Mais, a-t-il précisé, il est toujours dans l'intérêt des Etats-Unis de défendre les droits universels, même si cela n'est pas toujours confortable.

"Nous faisons beaucoup affaires avec la Chine mais j'insiste sur le fait que la réalisation de tout le potentiel de la Chine repose sur le respect des droits universels, notamment ceux des chrétiens, des bouddhistes du Tibet et des musulmans ouïghours".

Barack Obama a rappelé que lors de sa rencontre avec le président birman Thein Sein, il avait plaidé en faveur des minorités chrétiennes et musulmanes ouïghoures.

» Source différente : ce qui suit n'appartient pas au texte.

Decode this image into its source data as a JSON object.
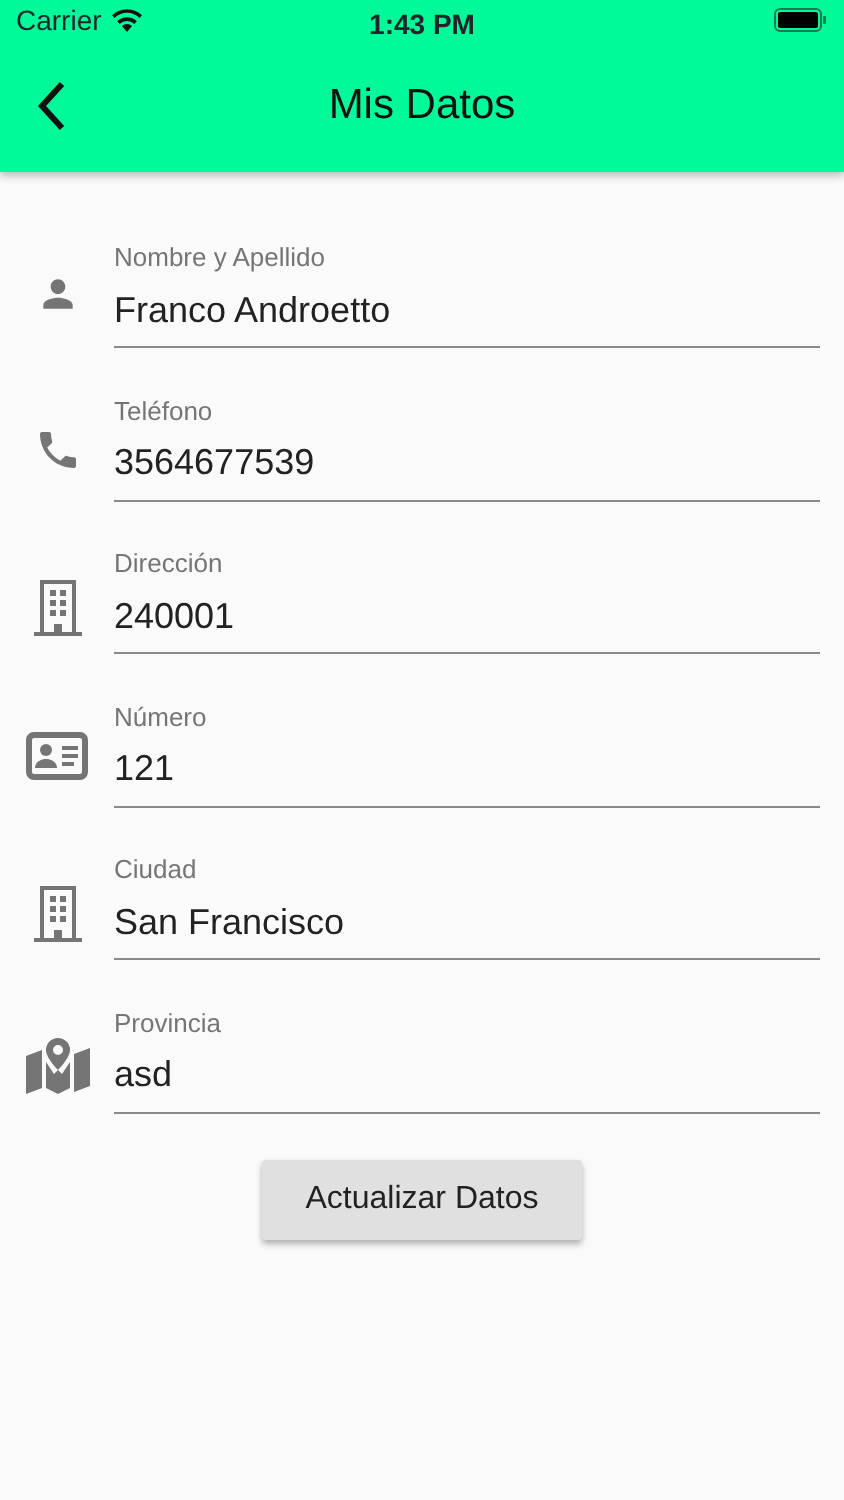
{
  "status_bar": {
    "carrier": "Carrier",
    "time": "1:43 PM"
  },
  "app_bar": {
    "title": "Mis Datos"
  },
  "fields": [
    {
      "kind": "person",
      "label": "Nombre y Apellido",
      "value": "Franco Androetto"
    },
    {
      "kind": "phone",
      "label": "Teléfono",
      "value": "3564677539"
    },
    {
      "kind": "building",
      "label": "Dirección",
      "value": "240001"
    },
    {
      "kind": "id-card",
      "label": "Número",
      "value": "121"
    },
    {
      "kind": "building",
      "label": "Ciudad",
      "value": "San Francisco"
    },
    {
      "kind": "map",
      "label": "Provincia",
      "value": "asd"
    }
  ],
  "button": {
    "label": "Actualizar Datos"
  }
}
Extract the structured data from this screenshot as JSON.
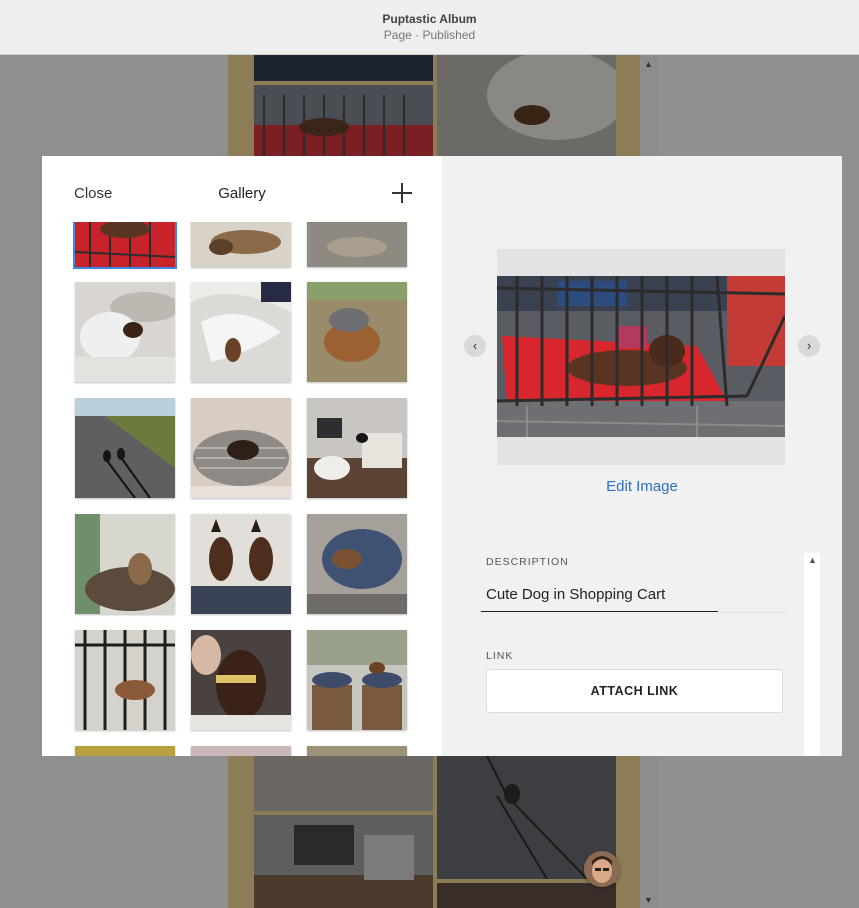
{
  "header": {
    "title": "Puptastic Album",
    "subtitle": "Page · Published"
  },
  "modal": {
    "left": {
      "close_label": "Close",
      "title": "Gallery",
      "add_icon": "plus-icon"
    },
    "right": {
      "prev_icon": "chevron-left-icon",
      "next_icon": "chevron-right-icon",
      "edit_image_label": "Edit Image",
      "description_label": "DESCRIPTION",
      "description_value": "Cute Dog in Shopping Cart",
      "link_label": "LINK",
      "attach_link_label": "ATTACH LINK"
    }
  },
  "colors": {
    "accent": "#2f6fc4",
    "selection": "#3e86e0",
    "panel": "#f1f1f1"
  }
}
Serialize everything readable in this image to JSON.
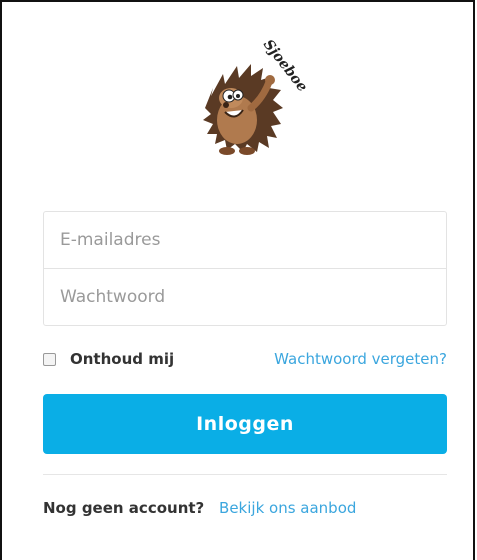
{
  "logo": {
    "text": "Sjoeboe",
    "icon": "hedgehog-mascot"
  },
  "form": {
    "email_placeholder": "E-mailadres",
    "password_placeholder": "Wachtwoord",
    "remember_label": "Onthoud mij",
    "remember_checked": false,
    "forgot_link": "Wachtwoord vergeten?",
    "login_button": "Inloggen"
  },
  "footer": {
    "question": "Nog geen account?",
    "offer_link": "Bekijk ons aanbod"
  },
  "colors": {
    "accent": "#0aaee6",
    "link": "#3ba6de"
  }
}
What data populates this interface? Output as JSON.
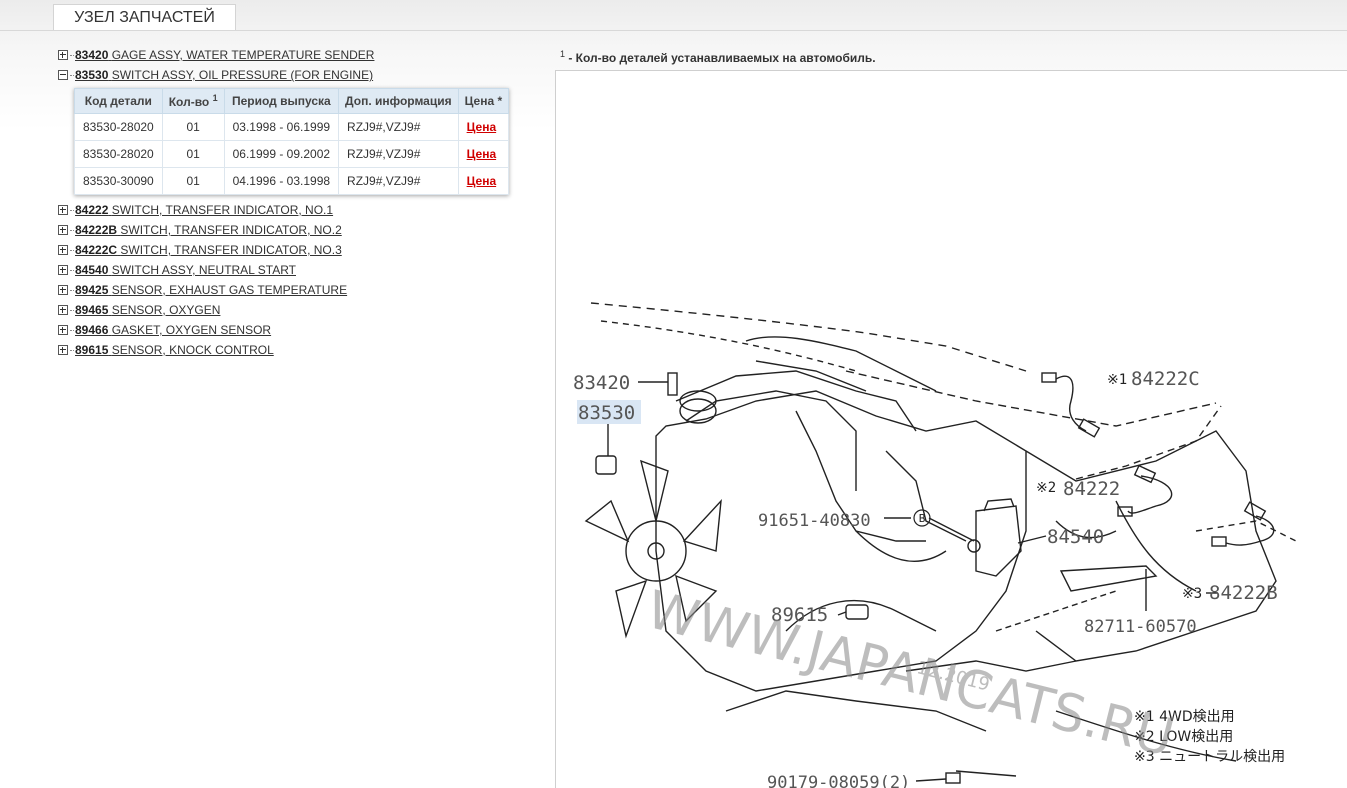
{
  "tab": {
    "label": "УЗЕЛ ЗАПЧАСТЕЙ"
  },
  "tree": {
    "before": [
      {
        "code": "83420",
        "name": "GAGE ASSY, WATER TEMPERATURE SENDER"
      },
      {
        "code": "83530",
        "name": "SWITCH ASSY, OIL PRESSURE (FOR ENGINE)"
      }
    ],
    "after": [
      {
        "code": "84222",
        "name": "SWITCH, TRANSFER INDICATOR, NO.1"
      },
      {
        "code": "84222B",
        "name": "SWITCH, TRANSFER INDICATOR, NO.2"
      },
      {
        "code": "84222C",
        "name": "SWITCH, TRANSFER INDICATOR, NO.3"
      },
      {
        "code": "84540",
        "name": "SWITCH ASSY, NEUTRAL START"
      },
      {
        "code": "89425",
        "name": "SENSOR, EXHAUST GAS TEMPERATURE"
      },
      {
        "code": "89465",
        "name": "SENSOR, OXYGEN"
      },
      {
        "code": "89466",
        "name": "GASKET, OXYGEN SENSOR"
      },
      {
        "code": "89615",
        "name": "SENSOR, KNOCK CONTROL"
      }
    ]
  },
  "table": {
    "headers": {
      "code": "Код детали",
      "qty": "Кол-во",
      "qty_sup": "1",
      "period": "Период выпуска",
      "info": "Доп. информация",
      "price": "Цена *"
    },
    "rows": [
      {
        "code": "83530-28020",
        "qty": "01",
        "period": "03.1998 - 06.1999",
        "info": "RZJ9#,VZJ9#",
        "price": "Цена"
      },
      {
        "code": "83530-28020",
        "qty": "01",
        "period": "06.1999 - 09.2002",
        "info": "RZJ9#,VZJ9#",
        "price": "Цена"
      },
      {
        "code": "83530-30090",
        "qty": "01",
        "period": "04.1996 - 03.1998",
        "info": "RZJ9#,VZJ9#",
        "price": "Цена"
      }
    ]
  },
  "note": {
    "sup": "1",
    "text": " - Кол-во деталей устанавливаемых на автомобиль."
  },
  "diagram": {
    "labels": {
      "p83420": "83420",
      "p83530": "83530",
      "p84222c": "84222C",
      "p84222": "84222",
      "p91651": "91651-40830",
      "p84540": "84540",
      "p89615": "89615",
      "p82711": "82711-60570",
      "p84222b": "84222B",
      "p90179": "90179-08059(2)",
      "mark1": "※1",
      "mark2": "※2",
      "mark3": "※3",
      "circle_b": "B"
    },
    "legend": [
      "※1 4WD検出用",
      "※2 LOW検出用",
      "※3 ニュートラル検出用"
    ],
    "watermark": "WWW.JAPANCATS.RU",
    "watermark_date": "12.2019"
  }
}
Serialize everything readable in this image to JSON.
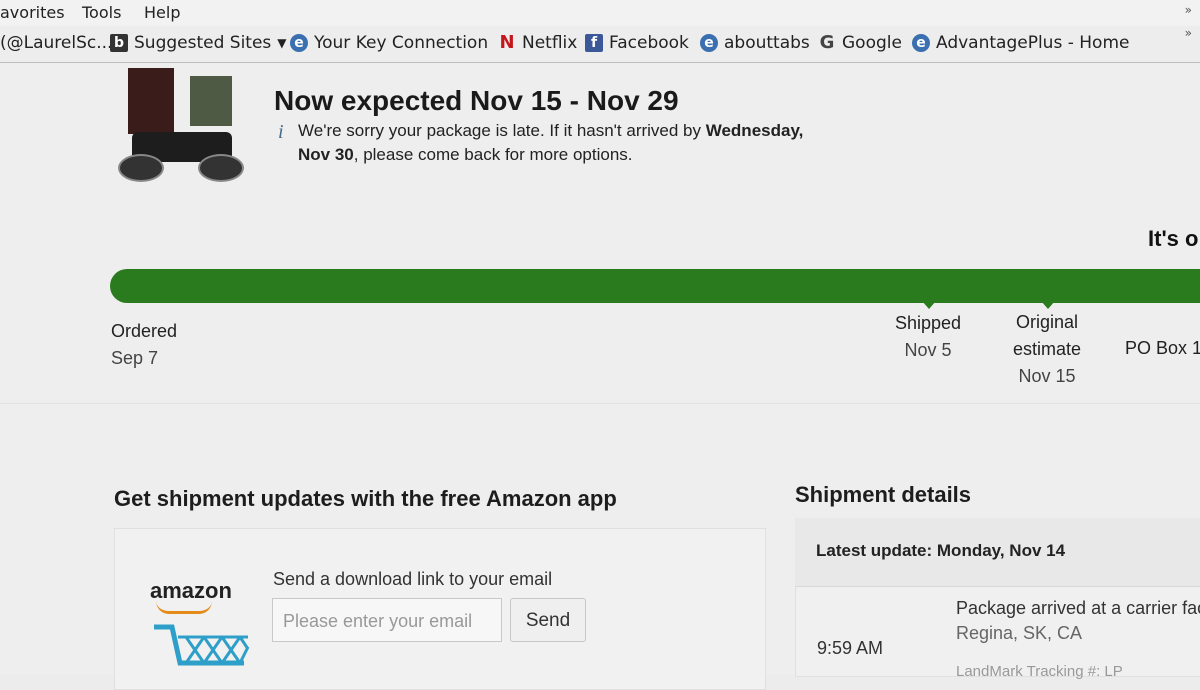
{
  "browser": {
    "menu": [
      "avorites",
      "Tools",
      "Help"
    ],
    "favorites": [
      {
        "label": "(@LaurelSc...",
        "icon": "bird-icon"
      },
      {
        "label": "Suggested Sites",
        "icon": "bing-icon"
      },
      {
        "label": "Your Key Connection",
        "icon": "ie-page-icon"
      },
      {
        "label": "Netflix",
        "icon": "netflix-icon"
      },
      {
        "label": "Facebook",
        "icon": "facebook-icon"
      },
      {
        "label": "abouttabs",
        "icon": "ie-page-icon"
      },
      {
        "label": "Google",
        "icon": "google-icon"
      },
      {
        "label": "AdvantagePlus - Home",
        "icon": "ie-page-icon"
      }
    ],
    "overflow": "»"
  },
  "order": {
    "headline": "Now expected Nov 15 - Nov 29",
    "info_icon": "i",
    "message_part1": "We're sorry your package is late. If it hasn't arrived by ",
    "message_bold": "Wednesday, Nov 30",
    "message_part2": ", please come back for more options.",
    "status_cut": "It's o"
  },
  "progress": {
    "fill_fraction": 1.0,
    "steps": [
      {
        "label": "Ordered",
        "date": "Sep 7"
      },
      {
        "label": "Shipped",
        "date": "Nov 5"
      },
      {
        "label": "Original",
        "label2": "estimate",
        "date": "Nov 15"
      },
      {
        "label": "PO Box 1"
      }
    ]
  },
  "app_promo": {
    "heading": "Get shipment updates with the free Amazon app",
    "logo_text": "amazon",
    "download_label": "Send a download link to your email",
    "email_placeholder": "Please enter your email",
    "send_button": "Send"
  },
  "shipment": {
    "heading": "Shipment details",
    "latest_update": "Latest update: Monday, Nov 14",
    "event_time": "9:59 AM",
    "event_text": "Package arrived at a carrier fac",
    "event_location": "Regina, SK, CA",
    "event_tracking": "LandMark Tracking #: LP"
  },
  "colors": {
    "progress_green": "#2a7a1e",
    "smile_orange": "#e48c1a",
    "cart_blue": "#2e9fc8"
  }
}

Il a appelé de ses voeux la liberté de culte au Nigeria, au Soudan du Sud et au Soudan, et insisté sur le fait que l'accord de paix israélo-palestinien devait garantir la liberté d'accès aux lieux de culte en Terre Sainte. Tout accord politique pour résoudre le conflit en Syrie devrait également garantir la liberté de culte pour les alaouites, sunnites, chiites et chrétiens.

Il a enfin appelé à la libération des missionnaires emprisonnés à l'étranger, comme le pasteur américain Kenneth Bae en Corée du Nord et Saeed Abedini en Iran.

Il s'en est également pris aux extrémistes qui exacerbent les divisions religieuses à des fins politiques comme en Centrafrique: "Nuire à quelqu'un au nom de la foi diminue notre propre relation avec Dieu", a-t-il lancé. "Tuer des innocents n'a jamais été la réalisation de la volonté divine. Il s'agit en réalité d'une trahison de sa volonté".